Sample K manufactured in the present embodiment is measured using synchronous solving0.55WO3.275Relative mass variation with temperature
Situation, as shown in fig. 6, finding that the relative mass of sample merely adds during test temperature is increased to 500K by 300K
2.2%, weightless phenomenon, does not show that sample does not have obvious water imbibition.
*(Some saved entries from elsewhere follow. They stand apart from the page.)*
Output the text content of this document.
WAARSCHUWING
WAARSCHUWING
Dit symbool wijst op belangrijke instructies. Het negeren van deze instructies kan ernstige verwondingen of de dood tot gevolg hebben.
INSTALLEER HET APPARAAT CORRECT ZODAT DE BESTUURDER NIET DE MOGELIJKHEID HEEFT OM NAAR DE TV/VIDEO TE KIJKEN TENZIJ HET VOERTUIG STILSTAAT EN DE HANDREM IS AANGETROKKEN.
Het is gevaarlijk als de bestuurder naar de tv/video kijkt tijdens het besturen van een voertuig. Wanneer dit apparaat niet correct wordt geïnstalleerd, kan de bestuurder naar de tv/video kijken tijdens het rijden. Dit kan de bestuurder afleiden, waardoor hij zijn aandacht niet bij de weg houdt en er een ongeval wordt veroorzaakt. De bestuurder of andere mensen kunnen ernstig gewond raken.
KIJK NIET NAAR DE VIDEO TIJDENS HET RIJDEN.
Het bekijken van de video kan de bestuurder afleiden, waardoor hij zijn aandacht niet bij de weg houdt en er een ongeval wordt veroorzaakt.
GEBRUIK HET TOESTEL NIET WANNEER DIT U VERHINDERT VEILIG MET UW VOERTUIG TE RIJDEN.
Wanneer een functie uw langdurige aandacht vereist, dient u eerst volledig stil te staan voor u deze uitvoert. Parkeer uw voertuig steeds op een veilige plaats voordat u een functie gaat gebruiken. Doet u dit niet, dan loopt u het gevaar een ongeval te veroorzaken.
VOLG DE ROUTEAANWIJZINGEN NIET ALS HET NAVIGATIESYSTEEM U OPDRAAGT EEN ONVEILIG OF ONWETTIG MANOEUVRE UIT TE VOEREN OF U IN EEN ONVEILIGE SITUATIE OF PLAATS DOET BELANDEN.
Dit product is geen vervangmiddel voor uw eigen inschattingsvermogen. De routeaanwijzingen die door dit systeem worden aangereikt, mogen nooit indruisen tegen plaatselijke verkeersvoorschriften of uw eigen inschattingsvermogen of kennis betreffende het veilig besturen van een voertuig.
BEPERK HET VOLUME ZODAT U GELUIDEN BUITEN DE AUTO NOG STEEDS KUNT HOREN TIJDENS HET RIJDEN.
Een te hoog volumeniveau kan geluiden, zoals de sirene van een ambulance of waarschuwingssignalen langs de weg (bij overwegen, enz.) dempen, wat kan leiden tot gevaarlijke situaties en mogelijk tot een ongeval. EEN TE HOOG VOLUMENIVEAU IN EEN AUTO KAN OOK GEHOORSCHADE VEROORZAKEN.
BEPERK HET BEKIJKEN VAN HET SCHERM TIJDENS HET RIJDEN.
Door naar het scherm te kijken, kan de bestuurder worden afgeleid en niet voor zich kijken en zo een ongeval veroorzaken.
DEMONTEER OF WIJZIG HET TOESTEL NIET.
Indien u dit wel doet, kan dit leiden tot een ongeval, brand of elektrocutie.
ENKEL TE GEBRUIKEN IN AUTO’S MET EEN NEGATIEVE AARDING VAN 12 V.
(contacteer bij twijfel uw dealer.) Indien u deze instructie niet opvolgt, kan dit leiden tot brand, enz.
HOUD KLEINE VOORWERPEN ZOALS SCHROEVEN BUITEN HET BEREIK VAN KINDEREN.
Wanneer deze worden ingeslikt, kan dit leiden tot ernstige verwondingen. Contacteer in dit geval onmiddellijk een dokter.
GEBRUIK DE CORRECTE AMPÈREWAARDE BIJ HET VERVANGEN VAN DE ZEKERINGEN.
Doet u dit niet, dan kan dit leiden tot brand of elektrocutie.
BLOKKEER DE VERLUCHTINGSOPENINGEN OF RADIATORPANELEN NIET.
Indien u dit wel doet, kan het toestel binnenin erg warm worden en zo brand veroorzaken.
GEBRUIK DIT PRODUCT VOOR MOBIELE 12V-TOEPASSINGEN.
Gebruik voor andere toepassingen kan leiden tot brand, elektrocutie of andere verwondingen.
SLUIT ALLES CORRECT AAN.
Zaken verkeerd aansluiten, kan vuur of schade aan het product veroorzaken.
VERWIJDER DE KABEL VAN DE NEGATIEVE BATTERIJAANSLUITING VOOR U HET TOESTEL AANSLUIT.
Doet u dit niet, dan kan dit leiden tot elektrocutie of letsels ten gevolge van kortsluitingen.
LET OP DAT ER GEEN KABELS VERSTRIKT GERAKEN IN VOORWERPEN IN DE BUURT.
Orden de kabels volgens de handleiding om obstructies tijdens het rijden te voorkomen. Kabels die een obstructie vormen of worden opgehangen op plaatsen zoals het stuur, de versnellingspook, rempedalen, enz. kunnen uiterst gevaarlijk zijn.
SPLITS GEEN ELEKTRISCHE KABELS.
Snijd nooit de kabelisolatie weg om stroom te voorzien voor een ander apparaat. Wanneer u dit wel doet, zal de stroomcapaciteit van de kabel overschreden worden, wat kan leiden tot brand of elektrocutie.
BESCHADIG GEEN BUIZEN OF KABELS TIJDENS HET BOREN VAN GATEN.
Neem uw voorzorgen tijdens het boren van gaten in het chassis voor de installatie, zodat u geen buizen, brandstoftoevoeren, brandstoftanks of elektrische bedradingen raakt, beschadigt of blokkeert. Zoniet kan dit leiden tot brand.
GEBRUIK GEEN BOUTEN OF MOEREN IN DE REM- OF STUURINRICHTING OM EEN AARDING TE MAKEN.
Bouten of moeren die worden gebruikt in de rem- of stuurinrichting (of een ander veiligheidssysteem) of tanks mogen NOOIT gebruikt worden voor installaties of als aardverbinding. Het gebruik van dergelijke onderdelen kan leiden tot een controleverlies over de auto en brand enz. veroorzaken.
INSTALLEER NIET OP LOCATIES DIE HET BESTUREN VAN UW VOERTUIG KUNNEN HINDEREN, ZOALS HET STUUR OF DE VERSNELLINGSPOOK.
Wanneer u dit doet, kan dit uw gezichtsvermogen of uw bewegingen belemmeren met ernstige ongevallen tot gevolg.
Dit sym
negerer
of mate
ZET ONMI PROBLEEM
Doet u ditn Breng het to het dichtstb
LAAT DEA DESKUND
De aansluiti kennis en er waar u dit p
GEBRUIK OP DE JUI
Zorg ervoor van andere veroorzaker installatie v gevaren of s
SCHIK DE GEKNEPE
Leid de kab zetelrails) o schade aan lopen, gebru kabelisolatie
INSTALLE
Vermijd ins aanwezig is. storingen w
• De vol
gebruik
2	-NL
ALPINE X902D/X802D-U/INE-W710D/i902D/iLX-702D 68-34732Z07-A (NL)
In addition, utilizing sample K manufactured in the present embodiment0.55WO3.275It can use spin-coating method and be prepared into Cu/K0.55WO3.275/
Al device.Specific preparation process are as follows: glue one layer of aluminium foil first on the sheet glass cleaned up as lower electrode, polished with sand paper
It is smooth, and cleaned up with deionized water;By K0.55WO3.275It uniformly mixes with terpinol 1:1 in mass ratio, is existed using spin-coating method
Spin coating 20s under the revolving speed of 3000r/min prepares one layer of uniform K on aluminium foil0.55WO3.275Film, and one piece is cleaned up
Copper foil be gently covered on film surface;This structure is placed in drying box the dry 1h under 90 DEG C and air atmosphere.Its
I-V curve is as shown in fig. 7, can be seen that Cu/K by its I-V curve0.55WO3.275/ Al device has apparent rectification characteristic, can
For manufacturing resistance-variable storing device (RRAM).
Embodiment 2
Difference from example 1 is that: in step (1), in 650 DEG C of constant temperature pre-burning 6h.
Embodiment 3
Difference from example 1 is that: in step (2), in 700 DEG C of Isothermal sinter 6h.
Claims (4)
1. a kind of low thermal expansion material, it is characterised in that: the molecular formula of the material is K0.55WO3.275。
2. a kind of sintering and synthesizing method of low thermal expansion material as described in claim 1, which is characterized in that complete according to the following steps
At:
(1) K is weighed at 3: 8 in molar ratio first2CO3And WO3, grind, be then heated to ground powder in air atmosphere
650 ~ 700 DEG C, constant temperature is pre-sintered 4 ~ 6h, takes out after being cooled to room temperature;
(2) obtained powder will be pre-sintered to regrind, then tabletting is heated to 650 ~ 700 DEG C in air atmosphere, and constant temperature is burnt
4 ~ 6h of knot takes out after being cooled to room temperature, obtains target product.
3. the sintering and synthesizing method of low thermal expansion material as claimed in claim 2, it is characterised in that: K2CO3And WO3It is analysis
Pure reagent.
4. the purposes of low thermal expansion material as described in claim 1, it is characterised in that: be used to prepare rectifying device.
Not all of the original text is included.